For millions of people around the globe, the Internet is a simple fact of life. We take for granted the invisible network that enables us to communicate, navigate, investigate, flirt, shop, and play. Early on, this network-of-networks connected only select companies and university campuses. Nowadays, it follows almost all of us into the most intimate areas of our lives. And yet, very few people know how the Internet became social.
Perhaps that’s because most histories of the Internet focus on technical innovations: packet switching, dynamic routing, addressing, and hypertext, for example. But when anyone other than a network engineer talks about the Internet, he or she is rarely thinking about such things. For most folks, the Internet is principally a medium through which we chat with friends, share pictures, read the news, and do our shopping. Indeed, for those who’ve been online only for the last decade or so, the Internet is just social media’s plumbing—a vital infrastructure that we don’t think much about, except perhaps when it breaks down.

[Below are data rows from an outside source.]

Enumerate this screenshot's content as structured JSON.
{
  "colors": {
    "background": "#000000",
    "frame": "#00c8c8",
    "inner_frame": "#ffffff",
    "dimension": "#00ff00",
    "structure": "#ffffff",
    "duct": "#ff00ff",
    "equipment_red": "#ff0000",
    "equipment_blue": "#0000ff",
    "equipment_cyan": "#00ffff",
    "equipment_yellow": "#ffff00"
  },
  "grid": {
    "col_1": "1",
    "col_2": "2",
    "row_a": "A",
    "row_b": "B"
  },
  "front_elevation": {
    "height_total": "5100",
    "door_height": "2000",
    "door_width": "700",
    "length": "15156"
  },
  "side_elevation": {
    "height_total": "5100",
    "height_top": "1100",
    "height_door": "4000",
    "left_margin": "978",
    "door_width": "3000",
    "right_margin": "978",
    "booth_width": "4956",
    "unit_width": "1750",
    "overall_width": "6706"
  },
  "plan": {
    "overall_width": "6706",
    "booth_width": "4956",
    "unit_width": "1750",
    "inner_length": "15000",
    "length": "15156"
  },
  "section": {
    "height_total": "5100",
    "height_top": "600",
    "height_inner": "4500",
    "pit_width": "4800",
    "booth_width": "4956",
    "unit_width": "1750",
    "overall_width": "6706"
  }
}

To understand how the Internet became a medium for social life, you have to widen your view beyond networking technology and peer into the makeshift laboratories of microcomputer hobbyists of the 1970s and 1980s. That’s where many of the technical structures and cultural practices that we now recognize as social media were first developed by amateurs tinkering in their free time to build systems for computer-mediated collaboration and communication.

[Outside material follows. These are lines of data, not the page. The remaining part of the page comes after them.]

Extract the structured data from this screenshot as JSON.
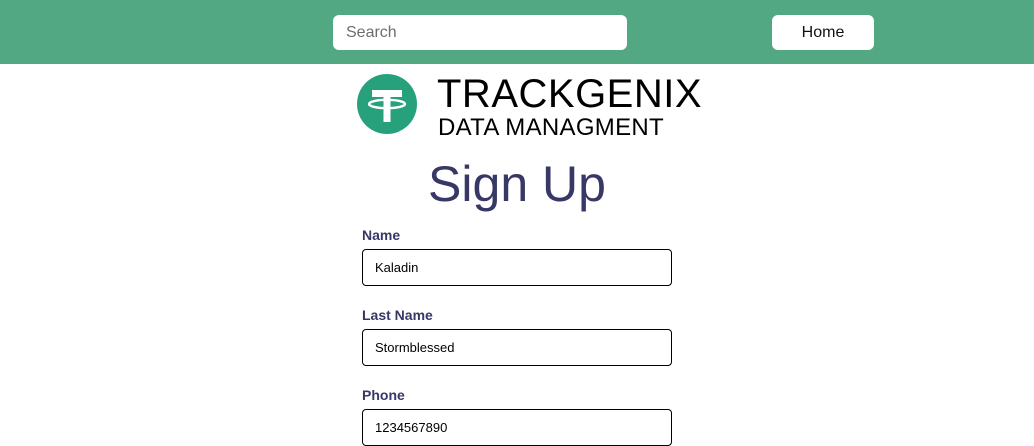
{
  "header": {
    "search_placeholder": "Search",
    "home_label": "Home",
    "background_color": "#51a882"
  },
  "brand": {
    "logo_icon": "tether-t-logo-icon",
    "logo_color": "#26a17b",
    "name": "TRACKGENIX",
    "subtitle": "DATA MANAGMENT"
  },
  "form": {
    "title": "Sign Up",
    "title_color": "#373866",
    "fields": [
      {
        "label": "Name",
        "value": "Kaladin"
      },
      {
        "label": "Last Name",
        "value": "Stormblessed"
      },
      {
        "label": "Phone",
        "value": "1234567890"
      }
    ]
  }
}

For years before the Internet became accessible to the general public, these pioneering computer enthusiasts chatted and exchanged files with one another using homespun “bulletin-board systems” or BBSs, which later linked a more diverse group of people and covered a wider range of interests and communities. These BBS operators blazed trails that would later be paved over in the construction of today’s information superhighway. So it takes some digging to reveal what came before.
How did it all start? During the snowy winter of 1978, Ward Christensen and Randy Suess, members of the Chicago Area Computer Hobbyist’s Exchange (CACHE), began to assemble what would become the best known of the first small-scale BBSs. Members of CACHE were passionate about microcomputers, at the time an arcane endeavor, and so the club’s newsletters were an invaluable source of information. Christensen and Suess’s novel idea was to put together an online archive of club newsletters using a custom-built microcomputer and a hot new Hayes modem they had acquired.

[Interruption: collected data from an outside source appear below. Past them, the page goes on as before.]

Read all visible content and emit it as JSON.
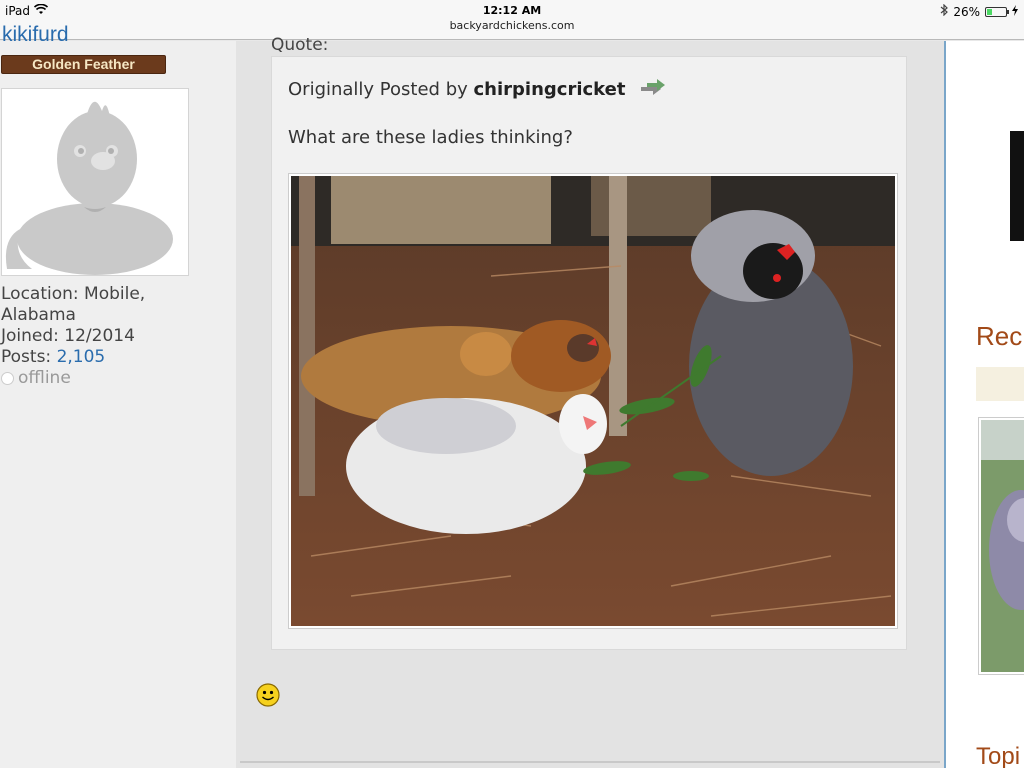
{
  "status_bar": {
    "device": "iPad",
    "time": "12:12 AM",
    "url": "backyardchickens.com",
    "battery": "26%",
    "battery_level": 0.26
  },
  "user_panel": {
    "username": "kikifurd",
    "rank_badge": "Golden Feather",
    "location_line1": "Location: Mobile,",
    "location_line2": "Alabama",
    "joined": "Joined: 12/2014",
    "posts_label": "Posts: ",
    "posts_value": "2,105",
    "status": "offline"
  },
  "post": {
    "quote_label": "Quote:",
    "origin_prefix": "Originally Posted by ",
    "origin_author": "chirpingcricket",
    "quote_text": "What are these ladies thinking?"
  },
  "sidebar": {
    "heading_recent": "Rec",
    "heading_topics": "Topi"
  },
  "icons": {
    "wifi": "wifi-icon",
    "bluetooth": "bluetooth-icon",
    "battery": "battery-icon",
    "view_post": "view-post-arrow-icon",
    "smiley": "smiley-icon",
    "status_dot": "offline-dot-icon"
  },
  "colors": {
    "link": "#2a6cad",
    "badge_bg": "#6b3a1c",
    "sidebar_heading": "#a24a18"
  }
}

This modem included an auto-answer feature, to which Christensen and Suess added a custom hardware interface between the modem and the hard-reset switch. Every time the telephone rang, the modem would detect the incoming call and then “cold boot” their system directly into a special host program written in Intel 8080 assembly language. Restarting the system with every call offered a blunt but effective means of recovering from hardware and software crashes—a common occurrence on home-brew hardware of the time.
Once a connection was established, the host program welcomed users to the system, provided a list of articles to read, and invited them to leave messages. Christensen and Suess dubbed the system “Ward and Randy’s Computerized Bulletin Board System,” or CBBS. It was, as the name suggested, an electronic version of the community bulletin boards that you still see in libraries, supermarkets, cafés, and churches.
Anyone with access to a teletype or video terminal could dial into CBBS. And after a few months, a small but lively community began to form around the system. In the hobbyist tradition of sharing information, Christensen and Suess wrote up a report about their project titled “Hobbyist Computerized Bulletin Board,” which appeared in the November 1978 issue of the influential computer magazine Byte.
The article provided details about the hardware they used and how they organized and implemented their software. The authors even included their phone numbers and invited readers to take CBBS for a spin. Acknowledging the experimental nature of the system, they encouraged readers to “feel free to hang up and try several times if you have problems.” After the issue hit newsstands, calls to their computer started pouring in.
Over the next few years, hundreds of small-scale systems like CBBS popped up around the country. Perhaps inspired by the Byte article, many of these new systems were organized by local computer clubs. In 1983, TAB Books, publisher of numerous DIY electronics guides, published How to Create Your Own Computer Bulletin Board, by Lary L. Myers. In addition to explaining the concept and motivation behind online services, Myers’s book included complete source code in the BASIC programming language for host software. The back of the book also listed the telephone numbers of more than 275 public bulletin-board systems in 43 U.S. states. Some charged a nominal membership fee, while most were free to use. The roots of social media were beginning to take hold.
In retrospect, 1983 proved to be a critical year for popular computing. In France, the state-sponsored Minitel system completed its first full year of operation in Paris, making online news, shopping, and chat accessible to every citizen in that city. In the United States, novel commercial systems gained traction, with CompuServe reporting more than 50,000 paying subscribers.
Even Hollywood took interest in cyberspace. The 1983 movie WarGames, featuring a teenage hacker who explored remote computer networks from his bedroom, became an unlikely box-office smash. Although the IMSAI microcomputer and acoustic-coupler modem depicted in the movie once cost as much as a cheap used car, curious computer users inspired by the film could buy serviceable alternatives at the nearest Radio Shack for roughly the cost of a good-quality hi-fi stereo. And as the decade progressed, the online universe expanded rapidly from its original core of microcomputer hobbyists to encompass a much wider group.